また来たいな、トレド。今度はいつ来られるだろう。
「このまま今日が続けばいいのに……」
目の前の非日常的な風景に後ろ髪を引かれ、思わず呟いてしまった。
これから夜が訪れ、それから明日がやってくる。
迎えに来た清十郎さんに叶多くんとの偽りの関係を告げたら、政略結婚は回避できるかもしれない。でも、彼と恋人でいられる時間は……そこで終わりだ。
「美来」
不意に、叶多くんの優しい声が落ちてくる。
顔を上げた時には彼の顔が間近まで迫っていて、あっと思った時にはもう、お互いの唇が重なっていた。

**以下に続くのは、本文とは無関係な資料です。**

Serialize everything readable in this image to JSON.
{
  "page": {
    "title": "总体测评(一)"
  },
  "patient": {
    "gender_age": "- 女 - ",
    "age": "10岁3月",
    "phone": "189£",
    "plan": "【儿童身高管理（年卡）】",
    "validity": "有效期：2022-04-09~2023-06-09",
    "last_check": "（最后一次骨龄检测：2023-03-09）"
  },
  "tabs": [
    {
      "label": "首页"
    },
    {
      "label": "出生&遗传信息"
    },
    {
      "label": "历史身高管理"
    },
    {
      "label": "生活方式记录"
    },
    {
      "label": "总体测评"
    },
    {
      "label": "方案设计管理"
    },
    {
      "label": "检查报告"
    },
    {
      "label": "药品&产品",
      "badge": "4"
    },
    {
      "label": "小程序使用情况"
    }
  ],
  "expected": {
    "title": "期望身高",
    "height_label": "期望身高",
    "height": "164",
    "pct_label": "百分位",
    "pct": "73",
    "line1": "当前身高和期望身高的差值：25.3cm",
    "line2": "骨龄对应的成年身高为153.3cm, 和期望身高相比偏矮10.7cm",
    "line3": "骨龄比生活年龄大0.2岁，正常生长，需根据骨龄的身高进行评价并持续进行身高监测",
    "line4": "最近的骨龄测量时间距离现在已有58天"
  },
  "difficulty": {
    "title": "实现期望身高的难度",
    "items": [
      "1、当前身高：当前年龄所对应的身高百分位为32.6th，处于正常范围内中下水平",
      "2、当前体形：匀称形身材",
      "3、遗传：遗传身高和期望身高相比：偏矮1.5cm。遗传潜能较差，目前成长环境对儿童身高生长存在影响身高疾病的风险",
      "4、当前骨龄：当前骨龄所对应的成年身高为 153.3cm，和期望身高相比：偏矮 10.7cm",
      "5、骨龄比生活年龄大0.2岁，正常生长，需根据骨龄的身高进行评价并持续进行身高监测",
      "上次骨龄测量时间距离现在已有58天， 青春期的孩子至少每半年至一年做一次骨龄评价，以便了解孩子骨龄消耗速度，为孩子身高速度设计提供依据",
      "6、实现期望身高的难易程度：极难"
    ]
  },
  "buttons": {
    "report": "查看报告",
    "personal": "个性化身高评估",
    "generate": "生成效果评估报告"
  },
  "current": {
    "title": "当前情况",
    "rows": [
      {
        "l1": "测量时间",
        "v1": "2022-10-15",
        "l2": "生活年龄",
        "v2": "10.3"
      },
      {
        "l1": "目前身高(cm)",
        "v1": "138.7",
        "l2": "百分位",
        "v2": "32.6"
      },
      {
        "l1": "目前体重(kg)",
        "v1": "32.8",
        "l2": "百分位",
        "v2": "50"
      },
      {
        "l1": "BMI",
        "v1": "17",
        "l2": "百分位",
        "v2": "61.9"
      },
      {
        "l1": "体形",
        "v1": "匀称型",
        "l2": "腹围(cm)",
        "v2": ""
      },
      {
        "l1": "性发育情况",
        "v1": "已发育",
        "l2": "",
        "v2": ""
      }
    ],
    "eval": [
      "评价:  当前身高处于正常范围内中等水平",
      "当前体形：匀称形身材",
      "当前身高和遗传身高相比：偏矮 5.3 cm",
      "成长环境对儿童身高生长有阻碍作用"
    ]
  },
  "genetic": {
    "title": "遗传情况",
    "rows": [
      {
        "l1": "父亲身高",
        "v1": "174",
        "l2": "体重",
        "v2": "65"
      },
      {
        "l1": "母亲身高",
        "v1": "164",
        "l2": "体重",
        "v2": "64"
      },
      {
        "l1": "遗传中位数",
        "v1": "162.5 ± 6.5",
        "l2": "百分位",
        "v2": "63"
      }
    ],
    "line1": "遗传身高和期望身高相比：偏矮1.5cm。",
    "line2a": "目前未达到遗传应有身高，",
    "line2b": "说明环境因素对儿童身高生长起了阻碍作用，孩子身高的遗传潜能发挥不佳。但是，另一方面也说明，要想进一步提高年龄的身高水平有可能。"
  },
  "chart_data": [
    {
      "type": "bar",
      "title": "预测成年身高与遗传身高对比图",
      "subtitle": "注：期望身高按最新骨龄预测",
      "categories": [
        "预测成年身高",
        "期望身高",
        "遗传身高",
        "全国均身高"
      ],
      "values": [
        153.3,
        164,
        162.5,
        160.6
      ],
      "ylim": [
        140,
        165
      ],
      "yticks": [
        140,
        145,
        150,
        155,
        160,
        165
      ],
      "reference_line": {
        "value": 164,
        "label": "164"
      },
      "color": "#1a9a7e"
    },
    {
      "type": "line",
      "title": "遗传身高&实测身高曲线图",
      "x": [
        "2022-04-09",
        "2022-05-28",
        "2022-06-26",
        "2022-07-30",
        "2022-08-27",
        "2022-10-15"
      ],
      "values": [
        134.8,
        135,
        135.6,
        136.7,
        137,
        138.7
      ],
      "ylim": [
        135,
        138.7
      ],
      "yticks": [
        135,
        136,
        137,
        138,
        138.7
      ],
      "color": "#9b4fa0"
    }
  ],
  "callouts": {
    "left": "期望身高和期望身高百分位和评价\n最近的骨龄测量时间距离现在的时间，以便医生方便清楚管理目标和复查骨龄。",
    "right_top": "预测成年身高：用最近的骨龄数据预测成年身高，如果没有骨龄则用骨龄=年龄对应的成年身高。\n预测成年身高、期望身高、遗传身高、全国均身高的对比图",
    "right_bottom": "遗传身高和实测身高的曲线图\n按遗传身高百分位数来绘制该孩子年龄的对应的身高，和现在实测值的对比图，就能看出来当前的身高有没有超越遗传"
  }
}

突然のことに目を閉じることもできず、ただ熱く高鳴る鼓動を、全身で感じる。
叶多くん、どうして……? これも、お芝居の一環なの?
「……キスも初めてか?」
不慣れな私に気づいたのだろう。唇を離してすぐ、叶多くんがそっと問いかけてきた。
照れくさくて声を出すことすらでない私は、ただコクコクと首を縦に振る。
「じゃあ俺だけが、美来の唇の味を知ってるんだな」
クスッと笑った彼は、色っぽく目を細めながら私の口もとに手を伸ばし、親指で下唇をなぞる。その甘い仕草に心臓が暴れた。